Le cerveau humain, comme celui de tout animal, est programmé pour que son espèce survive et ce, de la façon la plus efficace possible.On sait que dans la nature la femelle(et donc la femme chez l'homme) est programmée pour choisir un mâle qu'elle aura considéré comme le plus apte a lui faire un enfant et le faire vivre dans les meilleures conditions (donc le male doit avoir de bons gènes + une bonne situation(cela est une exception pour l’être humain)). le male doit aussi prouver par tout les moyens qu'il est digne de pouvoir féconder la femelle. De ce fait une femme qui multiplie les relations sexuelles ira a l'encontre des règles imposées par des milliers d'années d’évolutions dont son cerveau est imprégné. Une femme ne peut etre fécondé qu'une fois tout les 9 mois, tandis que l'homme peut féconder 10 femmes par jours si il veut, elle a donc tout interet a etre selective. C'est bien pour ça que l'homme a cette reputation de baiseur fou, car il est programmé pour ça. C'est donc pour cette raison qu'une femme qui couche avec beaucoup d'hommes est mal vue, car elle casse les règles imposées par l’évolution du vivant et de l'humain, ces règles qui permettent la survie de l’espèce et est donc vue comme une femme dangereuse, elle ne sélectionne plus et donc met en péril l’espèce humaine.
Apres on peut évidement se dire tout cela n'entre plus en jeu avec les moyen de contraceptions modernes, qu'on peut baiser juste pour le plaisir et non plus pour se reproduire, oui, mais le cerveau lui n’évolue pas a la vitesse du "progrès" social et des lois, il suit son schéma de survie hérité des millions d’années qui nous on précédés. Ce code de survie est transmis depuis tout ce temps et nous ne pouvons pas le rejeter, car une alarme s’enclenchera sans qu'on puisse la contrôler si on devait ne pas le respecter (d'ou le fait de prendre les femmes consommatrice de sexe pour des salope).
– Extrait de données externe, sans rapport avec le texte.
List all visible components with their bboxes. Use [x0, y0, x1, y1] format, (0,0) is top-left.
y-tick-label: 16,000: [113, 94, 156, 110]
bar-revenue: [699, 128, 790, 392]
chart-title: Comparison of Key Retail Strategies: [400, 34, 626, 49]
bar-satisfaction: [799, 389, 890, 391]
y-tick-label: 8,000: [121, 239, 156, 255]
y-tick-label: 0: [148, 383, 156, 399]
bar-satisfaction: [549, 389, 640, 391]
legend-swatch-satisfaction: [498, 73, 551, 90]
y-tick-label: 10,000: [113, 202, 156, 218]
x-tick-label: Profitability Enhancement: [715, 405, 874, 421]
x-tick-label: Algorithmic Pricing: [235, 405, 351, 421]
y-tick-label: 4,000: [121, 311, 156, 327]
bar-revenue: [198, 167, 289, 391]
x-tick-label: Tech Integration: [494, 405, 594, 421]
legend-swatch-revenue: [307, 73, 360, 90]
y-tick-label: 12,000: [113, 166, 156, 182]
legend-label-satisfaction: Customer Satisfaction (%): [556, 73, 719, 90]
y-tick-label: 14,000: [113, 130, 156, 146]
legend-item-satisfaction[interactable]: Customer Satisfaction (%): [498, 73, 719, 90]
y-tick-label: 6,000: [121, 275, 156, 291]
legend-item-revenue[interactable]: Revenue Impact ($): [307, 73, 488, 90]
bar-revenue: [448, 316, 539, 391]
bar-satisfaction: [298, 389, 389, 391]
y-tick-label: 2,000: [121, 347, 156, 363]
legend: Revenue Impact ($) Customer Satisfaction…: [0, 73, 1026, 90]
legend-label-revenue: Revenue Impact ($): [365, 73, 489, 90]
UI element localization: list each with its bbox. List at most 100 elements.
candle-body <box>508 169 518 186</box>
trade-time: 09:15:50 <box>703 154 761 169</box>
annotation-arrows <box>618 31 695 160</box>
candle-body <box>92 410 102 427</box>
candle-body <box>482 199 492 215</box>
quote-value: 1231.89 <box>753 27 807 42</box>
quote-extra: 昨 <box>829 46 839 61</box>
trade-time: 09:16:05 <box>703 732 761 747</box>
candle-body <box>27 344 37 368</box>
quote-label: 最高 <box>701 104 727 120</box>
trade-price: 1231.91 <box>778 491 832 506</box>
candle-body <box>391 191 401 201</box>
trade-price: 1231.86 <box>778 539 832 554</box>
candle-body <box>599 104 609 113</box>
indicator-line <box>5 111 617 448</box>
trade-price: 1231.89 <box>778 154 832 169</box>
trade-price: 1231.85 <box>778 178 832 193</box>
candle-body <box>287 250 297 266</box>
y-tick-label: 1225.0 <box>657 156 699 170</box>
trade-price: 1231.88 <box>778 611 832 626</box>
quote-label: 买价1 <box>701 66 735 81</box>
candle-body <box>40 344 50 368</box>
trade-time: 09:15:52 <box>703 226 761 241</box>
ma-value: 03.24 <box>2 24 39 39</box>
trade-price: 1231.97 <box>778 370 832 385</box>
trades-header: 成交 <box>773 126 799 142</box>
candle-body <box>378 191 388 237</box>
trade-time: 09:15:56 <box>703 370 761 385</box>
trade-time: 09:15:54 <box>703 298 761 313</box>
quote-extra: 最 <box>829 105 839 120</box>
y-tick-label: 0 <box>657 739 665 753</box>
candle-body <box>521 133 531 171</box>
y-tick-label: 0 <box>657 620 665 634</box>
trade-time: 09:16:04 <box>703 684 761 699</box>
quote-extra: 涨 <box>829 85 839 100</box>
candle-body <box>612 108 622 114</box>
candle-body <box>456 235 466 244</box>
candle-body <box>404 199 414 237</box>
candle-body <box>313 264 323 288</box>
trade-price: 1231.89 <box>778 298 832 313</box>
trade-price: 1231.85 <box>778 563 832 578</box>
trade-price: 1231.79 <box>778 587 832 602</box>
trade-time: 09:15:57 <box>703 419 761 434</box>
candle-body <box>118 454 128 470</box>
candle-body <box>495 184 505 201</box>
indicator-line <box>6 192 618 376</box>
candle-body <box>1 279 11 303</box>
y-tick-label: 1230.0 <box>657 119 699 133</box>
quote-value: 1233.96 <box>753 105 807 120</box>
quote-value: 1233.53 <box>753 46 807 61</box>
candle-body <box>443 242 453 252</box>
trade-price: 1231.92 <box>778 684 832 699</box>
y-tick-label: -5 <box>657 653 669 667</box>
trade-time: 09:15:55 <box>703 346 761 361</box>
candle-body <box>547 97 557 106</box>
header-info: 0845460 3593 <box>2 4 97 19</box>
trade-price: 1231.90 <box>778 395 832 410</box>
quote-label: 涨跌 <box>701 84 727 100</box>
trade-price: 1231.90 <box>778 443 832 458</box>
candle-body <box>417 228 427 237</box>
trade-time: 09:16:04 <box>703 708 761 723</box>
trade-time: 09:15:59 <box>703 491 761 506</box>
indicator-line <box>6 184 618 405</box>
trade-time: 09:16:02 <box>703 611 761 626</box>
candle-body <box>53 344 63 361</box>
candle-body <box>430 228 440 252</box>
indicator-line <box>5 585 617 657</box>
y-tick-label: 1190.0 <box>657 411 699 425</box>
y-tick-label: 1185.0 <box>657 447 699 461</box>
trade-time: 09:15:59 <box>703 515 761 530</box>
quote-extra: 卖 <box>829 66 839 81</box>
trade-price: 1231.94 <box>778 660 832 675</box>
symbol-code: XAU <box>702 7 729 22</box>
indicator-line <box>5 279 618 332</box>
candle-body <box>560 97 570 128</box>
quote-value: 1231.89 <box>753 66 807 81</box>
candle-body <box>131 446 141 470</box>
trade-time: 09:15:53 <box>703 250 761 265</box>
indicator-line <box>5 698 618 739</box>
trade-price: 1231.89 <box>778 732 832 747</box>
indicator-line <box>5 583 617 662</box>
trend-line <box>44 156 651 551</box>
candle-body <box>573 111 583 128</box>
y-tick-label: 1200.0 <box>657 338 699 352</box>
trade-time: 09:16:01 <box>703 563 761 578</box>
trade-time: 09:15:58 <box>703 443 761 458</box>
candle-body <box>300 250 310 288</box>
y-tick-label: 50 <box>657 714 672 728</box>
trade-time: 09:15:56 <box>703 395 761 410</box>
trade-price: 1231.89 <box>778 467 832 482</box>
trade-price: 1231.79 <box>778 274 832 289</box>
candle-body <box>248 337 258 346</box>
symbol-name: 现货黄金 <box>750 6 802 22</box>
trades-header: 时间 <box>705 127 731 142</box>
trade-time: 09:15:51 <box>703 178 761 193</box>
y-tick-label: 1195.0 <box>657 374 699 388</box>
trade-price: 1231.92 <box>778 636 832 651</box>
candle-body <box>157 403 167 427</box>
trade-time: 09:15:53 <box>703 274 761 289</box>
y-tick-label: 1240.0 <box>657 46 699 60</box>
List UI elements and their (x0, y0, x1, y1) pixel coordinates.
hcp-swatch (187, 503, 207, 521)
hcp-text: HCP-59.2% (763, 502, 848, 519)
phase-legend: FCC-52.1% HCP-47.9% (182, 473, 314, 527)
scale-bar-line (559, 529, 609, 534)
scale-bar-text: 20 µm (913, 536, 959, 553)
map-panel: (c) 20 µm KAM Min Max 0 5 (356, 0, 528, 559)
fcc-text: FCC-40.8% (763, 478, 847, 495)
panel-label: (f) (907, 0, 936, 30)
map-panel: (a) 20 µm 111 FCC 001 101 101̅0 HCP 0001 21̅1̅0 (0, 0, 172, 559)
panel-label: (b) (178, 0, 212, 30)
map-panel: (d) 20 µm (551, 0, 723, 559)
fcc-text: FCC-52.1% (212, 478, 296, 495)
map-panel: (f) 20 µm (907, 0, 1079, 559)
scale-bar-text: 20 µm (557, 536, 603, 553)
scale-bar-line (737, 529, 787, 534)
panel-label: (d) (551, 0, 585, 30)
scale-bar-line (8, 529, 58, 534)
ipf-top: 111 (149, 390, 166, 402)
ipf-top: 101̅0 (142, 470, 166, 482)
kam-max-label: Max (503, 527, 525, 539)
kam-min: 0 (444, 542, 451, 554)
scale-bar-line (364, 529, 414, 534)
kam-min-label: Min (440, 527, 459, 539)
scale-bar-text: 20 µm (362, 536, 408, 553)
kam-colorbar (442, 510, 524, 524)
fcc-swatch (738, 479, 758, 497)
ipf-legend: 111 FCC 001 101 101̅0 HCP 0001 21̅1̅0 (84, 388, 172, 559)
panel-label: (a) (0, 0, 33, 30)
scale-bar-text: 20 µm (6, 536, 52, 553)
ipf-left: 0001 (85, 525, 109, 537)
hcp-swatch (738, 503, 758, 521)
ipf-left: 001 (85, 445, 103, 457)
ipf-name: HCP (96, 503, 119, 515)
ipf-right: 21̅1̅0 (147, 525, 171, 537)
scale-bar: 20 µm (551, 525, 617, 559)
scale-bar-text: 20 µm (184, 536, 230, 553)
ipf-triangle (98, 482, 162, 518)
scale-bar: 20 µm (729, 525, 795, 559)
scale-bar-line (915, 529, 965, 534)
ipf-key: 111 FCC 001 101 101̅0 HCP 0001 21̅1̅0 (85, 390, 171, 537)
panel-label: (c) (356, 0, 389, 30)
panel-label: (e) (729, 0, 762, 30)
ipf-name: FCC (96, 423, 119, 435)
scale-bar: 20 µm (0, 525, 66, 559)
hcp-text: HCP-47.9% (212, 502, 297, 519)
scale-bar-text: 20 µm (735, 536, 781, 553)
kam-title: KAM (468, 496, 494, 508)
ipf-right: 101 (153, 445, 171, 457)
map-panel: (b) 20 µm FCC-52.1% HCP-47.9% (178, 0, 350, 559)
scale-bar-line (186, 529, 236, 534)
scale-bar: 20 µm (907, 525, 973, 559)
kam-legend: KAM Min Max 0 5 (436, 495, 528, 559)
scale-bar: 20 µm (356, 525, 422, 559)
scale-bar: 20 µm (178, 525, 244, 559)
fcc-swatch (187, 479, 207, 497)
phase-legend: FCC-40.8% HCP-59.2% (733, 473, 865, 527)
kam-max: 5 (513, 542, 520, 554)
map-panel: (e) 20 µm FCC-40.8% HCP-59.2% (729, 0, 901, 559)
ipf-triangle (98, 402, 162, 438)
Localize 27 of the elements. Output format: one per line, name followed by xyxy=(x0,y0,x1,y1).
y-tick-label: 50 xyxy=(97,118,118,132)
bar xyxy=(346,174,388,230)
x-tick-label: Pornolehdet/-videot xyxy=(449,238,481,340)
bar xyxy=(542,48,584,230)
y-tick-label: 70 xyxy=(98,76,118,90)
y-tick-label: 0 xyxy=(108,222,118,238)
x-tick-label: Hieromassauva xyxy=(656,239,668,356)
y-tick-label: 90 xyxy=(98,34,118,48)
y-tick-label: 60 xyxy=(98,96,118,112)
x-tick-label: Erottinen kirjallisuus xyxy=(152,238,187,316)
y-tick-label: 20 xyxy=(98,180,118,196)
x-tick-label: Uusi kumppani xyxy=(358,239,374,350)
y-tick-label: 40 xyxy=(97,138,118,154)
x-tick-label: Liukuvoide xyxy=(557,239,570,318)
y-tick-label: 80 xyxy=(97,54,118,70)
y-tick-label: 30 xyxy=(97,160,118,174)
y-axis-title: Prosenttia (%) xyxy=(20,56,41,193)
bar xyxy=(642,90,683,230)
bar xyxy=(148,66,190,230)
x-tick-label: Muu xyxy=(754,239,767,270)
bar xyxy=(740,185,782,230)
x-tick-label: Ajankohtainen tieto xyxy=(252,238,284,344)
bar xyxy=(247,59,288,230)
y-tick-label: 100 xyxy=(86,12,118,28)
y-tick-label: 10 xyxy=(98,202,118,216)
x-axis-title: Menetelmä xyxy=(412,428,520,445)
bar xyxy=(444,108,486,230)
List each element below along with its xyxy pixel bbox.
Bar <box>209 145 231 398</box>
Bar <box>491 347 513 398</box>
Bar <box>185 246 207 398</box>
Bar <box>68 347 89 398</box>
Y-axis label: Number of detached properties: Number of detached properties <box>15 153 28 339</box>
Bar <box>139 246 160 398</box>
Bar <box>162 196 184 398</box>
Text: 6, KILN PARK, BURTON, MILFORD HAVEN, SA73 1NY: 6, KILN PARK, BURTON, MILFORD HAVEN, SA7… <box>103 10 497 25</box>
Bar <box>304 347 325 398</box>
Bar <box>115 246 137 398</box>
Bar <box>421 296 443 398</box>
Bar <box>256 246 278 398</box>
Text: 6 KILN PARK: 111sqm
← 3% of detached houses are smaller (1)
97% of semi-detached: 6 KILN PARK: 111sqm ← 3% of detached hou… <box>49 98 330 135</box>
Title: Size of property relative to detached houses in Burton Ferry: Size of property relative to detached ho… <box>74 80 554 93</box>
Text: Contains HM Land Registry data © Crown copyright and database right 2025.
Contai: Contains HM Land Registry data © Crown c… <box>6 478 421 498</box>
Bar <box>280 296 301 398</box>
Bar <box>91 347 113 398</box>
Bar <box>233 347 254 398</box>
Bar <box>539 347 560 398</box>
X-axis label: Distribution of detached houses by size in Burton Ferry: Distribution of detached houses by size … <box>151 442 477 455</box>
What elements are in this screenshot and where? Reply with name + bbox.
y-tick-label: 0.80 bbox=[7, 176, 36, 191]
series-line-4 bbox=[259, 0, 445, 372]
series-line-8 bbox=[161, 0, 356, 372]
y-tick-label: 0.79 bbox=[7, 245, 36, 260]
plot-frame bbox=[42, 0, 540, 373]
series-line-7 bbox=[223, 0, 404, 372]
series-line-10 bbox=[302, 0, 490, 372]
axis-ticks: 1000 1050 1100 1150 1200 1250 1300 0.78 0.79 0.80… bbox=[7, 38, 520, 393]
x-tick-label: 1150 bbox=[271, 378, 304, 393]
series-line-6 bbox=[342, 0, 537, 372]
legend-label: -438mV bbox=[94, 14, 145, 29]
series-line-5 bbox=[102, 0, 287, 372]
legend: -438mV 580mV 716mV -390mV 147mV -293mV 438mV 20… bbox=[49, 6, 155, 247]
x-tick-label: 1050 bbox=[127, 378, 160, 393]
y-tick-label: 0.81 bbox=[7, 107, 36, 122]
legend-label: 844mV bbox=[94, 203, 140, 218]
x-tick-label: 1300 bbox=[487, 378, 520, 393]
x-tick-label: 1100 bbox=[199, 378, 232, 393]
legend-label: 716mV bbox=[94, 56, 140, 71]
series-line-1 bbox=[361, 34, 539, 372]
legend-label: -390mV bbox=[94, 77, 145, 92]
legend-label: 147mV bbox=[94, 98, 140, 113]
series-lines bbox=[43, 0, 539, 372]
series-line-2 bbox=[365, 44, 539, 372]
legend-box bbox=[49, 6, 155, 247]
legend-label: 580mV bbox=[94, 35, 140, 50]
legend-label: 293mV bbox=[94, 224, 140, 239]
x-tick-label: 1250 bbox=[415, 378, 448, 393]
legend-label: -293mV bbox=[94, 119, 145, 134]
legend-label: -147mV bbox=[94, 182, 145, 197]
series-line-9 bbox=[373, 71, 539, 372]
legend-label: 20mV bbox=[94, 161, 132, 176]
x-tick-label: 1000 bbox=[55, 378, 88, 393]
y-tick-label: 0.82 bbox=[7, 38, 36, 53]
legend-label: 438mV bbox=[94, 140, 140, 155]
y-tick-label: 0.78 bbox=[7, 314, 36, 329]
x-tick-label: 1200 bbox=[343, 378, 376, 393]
Et pour enfoncer le clou, je pense qu'on à tous observé dans notre vie que les femmes consommatrices de sexe avaient toute, ou presques, des problemes psychologiques un mal etre profond, et ou le sexe est un moyen illusoire et malsain de fuir tout ça tout comme d'autres pourrait boire ou fumer. Mais en plus d'etre un symptôme de mal etre, c'est aussi une cause, car comme je l'ai dit precedement le cerveau de la femme est programmé pour qu'elles choisissent un male et non pas qu'elle baisent comme un male, de ce fait son cerveau va lui rappeler, en auto pilote, que ce n'est pas bon. C'est comme ça que fonctionne la depression, la depression est une alarme de notre cerveau pour nous indiquer que quelque chose ne va pas dans notre vie et que l'on doit changer ça, pour notre survie et la survie de l’espèce.
Je peux aussi parler de la pression sur les femmes par la société marchande qui lui dicte de coucher pour être heureuse. Les magazines féminins par exemple matraquent en permanence qu’une femme libre doit coucher, qu’elle doit jouir, multiplier les expériences plus ou moins extremes et sans morales. Lorsque la femme lambda a la vie sexuelle normale avec son compagnon et qui n’a connue que deux mecs dans sa vie tout en étant heureuse avec cette vie, tombe sur ce genre d’article, elle peut se dire que finalement sa vie n’est pas si bien que ça,que c’est une grosse coincé, qu’elle passe à côté de certaine choses et voilà que le risque d’ouvir la boite de pandore se profile…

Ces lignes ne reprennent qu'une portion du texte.